Modulating positive charge sites generations and iron oxidation state transitions in FeP4/CoP/C p-n heterojunction toward efficient oxygen evolution

Promoting the formation of positive charge active sites and high oxidation state FeOOH in the heterojunction electrocatalyst can enhance its intrinsic activity for oxygen evolution reaction (OER). However, the current synthesis methods that can simultaneously achieve both properties remain a great challenge. In this work, a feasible strategy for concurrently promoting the generation of positive charge active sites and high oxidation state metal species by constructing a heterojunction between FeP4 and CoP is proposed. Specifically, the p-n heterojunction between FeP4 and CoP is constructed by pyrolysis of MIL88A@FeCoLDH prepared by introducing Co through cation exchange using MIL88A as a template.
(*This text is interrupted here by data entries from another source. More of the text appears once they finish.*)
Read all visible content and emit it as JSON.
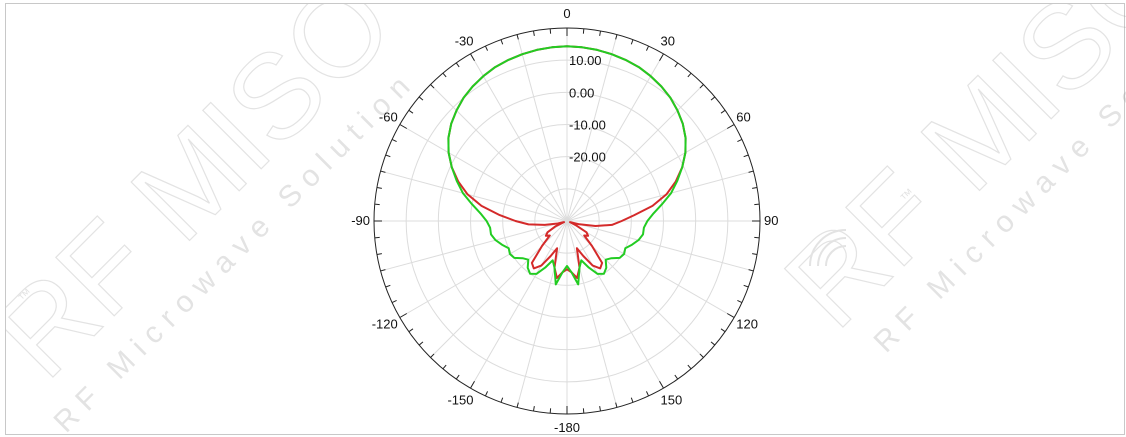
{
  "chart_data": {
    "type": "polar",
    "angle_unit": "degrees",
    "angle_direction": "clockwise",
    "zero_location": "top",
    "angle_ticks": [
      0,
      30,
      60,
      90,
      120,
      150,
      -180,
      -150,
      -120,
      -90,
      -60,
      -30
    ],
    "angle_tick_labels": [
      "0",
      "30",
      "60",
      "90",
      "120",
      "150",
      "-180",
      "-150",
      "-120",
      "-90",
      "-60",
      "-30"
    ],
    "r_ticks": [
      10,
      0,
      -10,
      -20
    ],
    "r_tick_labels": [
      "10.00",
      "0.00",
      "-10.00",
      "-20.00"
    ],
    "r_range": [
      -40,
      20
    ],
    "grid": true,
    "series": [
      {
        "color": "#d42a2a",
        "points": [
          [
            -180,
            -25
          ],
          [
            -175,
            -24
          ],
          [
            -170,
            -22
          ],
          [
            -165,
            -25
          ],
          [
            -160,
            -31
          ],
          [
            -155,
            -28
          ],
          [
            -150,
            -24
          ],
          [
            -145,
            -22
          ],
          [
            -140,
            -23
          ],
          [
            -135,
            -29
          ],
          [
            -130,
            -33
          ],
          [
            -125,
            -32
          ],
          [
            -120,
            -33
          ],
          [
            -115,
            -36
          ],
          [
            -110,
            -39
          ],
          [
            -105,
            -37
          ],
          [
            -100,
            -33
          ],
          [
            -95,
            -28
          ],
          [
            -90,
            -24
          ],
          [
            -85,
            -19
          ],
          [
            -80,
            -13
          ],
          [
            -75,
            -8
          ],
          [
            -70,
            -4
          ],
          [
            -65,
            -0.5
          ],
          [
            -60,
            2.5
          ],
          [
            -55,
            5
          ],
          [
            -50,
            7
          ],
          [
            -45,
            8.6
          ],
          [
            -40,
            10
          ],
          [
            -35,
            11.1
          ],
          [
            -30,
            12
          ],
          [
            -25,
            12.8
          ],
          [
            -20,
            13.3
          ],
          [
            -15,
            13.7
          ],
          [
            -10,
            14
          ],
          [
            -5,
            14.2
          ],
          [
            0,
            14.3
          ],
          [
            5,
            14.2
          ],
          [
            10,
            14
          ],
          [
            15,
            13.7
          ],
          [
            20,
            13.3
          ],
          [
            25,
            12.8
          ],
          [
            30,
            12
          ],
          [
            35,
            11.1
          ],
          [
            40,
            10
          ],
          [
            45,
            8.6
          ],
          [
            50,
            7
          ],
          [
            55,
            5
          ],
          [
            60,
            2.5
          ],
          [
            65,
            -0.5
          ],
          [
            70,
            -4
          ],
          [
            75,
            -8
          ],
          [
            80,
            -13
          ],
          [
            85,
            -19
          ],
          [
            90,
            -23
          ],
          [
            95,
            -26
          ],
          [
            100,
            -31
          ],
          [
            105,
            -36
          ],
          [
            110,
            -39
          ],
          [
            115,
            -37
          ],
          [
            120,
            -33
          ],
          [
            125,
            -32
          ],
          [
            130,
            -33
          ],
          [
            135,
            -29
          ],
          [
            140,
            -23
          ],
          [
            145,
            -22
          ],
          [
            150,
            -24
          ],
          [
            155,
            -28
          ],
          [
            160,
            -31
          ],
          [
            165,
            -25
          ],
          [
            170,
            -22
          ],
          [
            175,
            -24
          ],
          [
            180,
            -25
          ]
        ]
      },
      {
        "color": "#22cc22",
        "points": [
          [
            -180,
            -26
          ],
          [
            -175,
            -24
          ],
          [
            -170,
            -20
          ],
          [
            -165,
            -25
          ],
          [
            -160,
            -27
          ],
          [
            -155,
            -24
          ],
          [
            -150,
            -21
          ],
          [
            -145,
            -20
          ],
          [
            -140,
            -21
          ],
          [
            -135,
            -23
          ],
          [
            -130,
            -22
          ],
          [
            -125,
            -20
          ],
          [
            -120,
            -19.5
          ],
          [
            -115,
            -20
          ],
          [
            -110,
            -18.5
          ],
          [
            -105,
            -17
          ],
          [
            -100,
            -16
          ],
          [
            -95,
            -16
          ],
          [
            -90,
            -15
          ],
          [
            -85,
            -13
          ],
          [
            -80,
            -10
          ],
          [
            -75,
            -6.5
          ],
          [
            -70,
            -3.5
          ],
          [
            -65,
            -0.5
          ],
          [
            -60,
            2.5
          ],
          [
            -55,
            5
          ],
          [
            -50,
            7
          ],
          [
            -45,
            8.6
          ],
          [
            -40,
            10
          ],
          [
            -35,
            11.1
          ],
          [
            -30,
            12
          ],
          [
            -25,
            12.8
          ],
          [
            -20,
            13.3
          ],
          [
            -15,
            13.7
          ],
          [
            -10,
            14
          ],
          [
            -5,
            14.2
          ],
          [
            0,
            14.3
          ],
          [
            5,
            14.2
          ],
          [
            10,
            14
          ],
          [
            15,
            13.7
          ],
          [
            20,
            13.3
          ],
          [
            25,
            12.8
          ],
          [
            30,
            12
          ],
          [
            35,
            11.1
          ],
          [
            40,
            10
          ],
          [
            45,
            8.6
          ],
          [
            50,
            7
          ],
          [
            55,
            5
          ],
          [
            60,
            2.5
          ],
          [
            65,
            -0.5
          ],
          [
            70,
            -3.5
          ],
          [
            75,
            -6.5
          ],
          [
            80,
            -10
          ],
          [
            85,
            -13
          ],
          [
            90,
            -15
          ],
          [
            95,
            -16
          ],
          [
            100,
            -16
          ],
          [
            105,
            -17
          ],
          [
            110,
            -18.5
          ],
          [
            115,
            -20
          ],
          [
            120,
            -19.5
          ],
          [
            125,
            -20
          ],
          [
            130,
            -22
          ],
          [
            135,
            -23
          ],
          [
            140,
            -21
          ],
          [
            145,
            -20
          ],
          [
            150,
            -21
          ],
          [
            155,
            -24
          ],
          [
            160,
            -27
          ],
          [
            165,
            -25
          ],
          [
            170,
            -20
          ],
          [
            175,
            -24
          ],
          [
            180,
            -26
          ]
        ]
      }
    ]
  },
  "watermark": {
    "brand": "RF MISO",
    "tagline": "RF Microwave Solution",
    "trademark": "™"
  }
}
The experimental and density functional theory calculation analyses suggest the construction of p-n heterojunction can effectively modulate the electron structure, optimize the d-band center, induce the generation of strong space charge region, and shorten the bond length of Fe-O, thus promoting the formation of positive charge active sites and high active species FeOOH and the adsorption ability of oxygen-containing intermediates for enhancing the OER performance. Benefiting from the synergistic effect between positive charge active sites and FeOOH, the obtained FeP4/CoP/C electrocatalyst exhibits a low overpotential of 258 mV for the OER at a current density of 10 mA cm−2 and superior stability at 20 mA cm−2 for 52 h. This work gives insights into the charge regulation effect in the heterojunction for enhancing the OER catalytic activity and provides a general strategy for designing more efficient oxygen evolution electrocatalysts.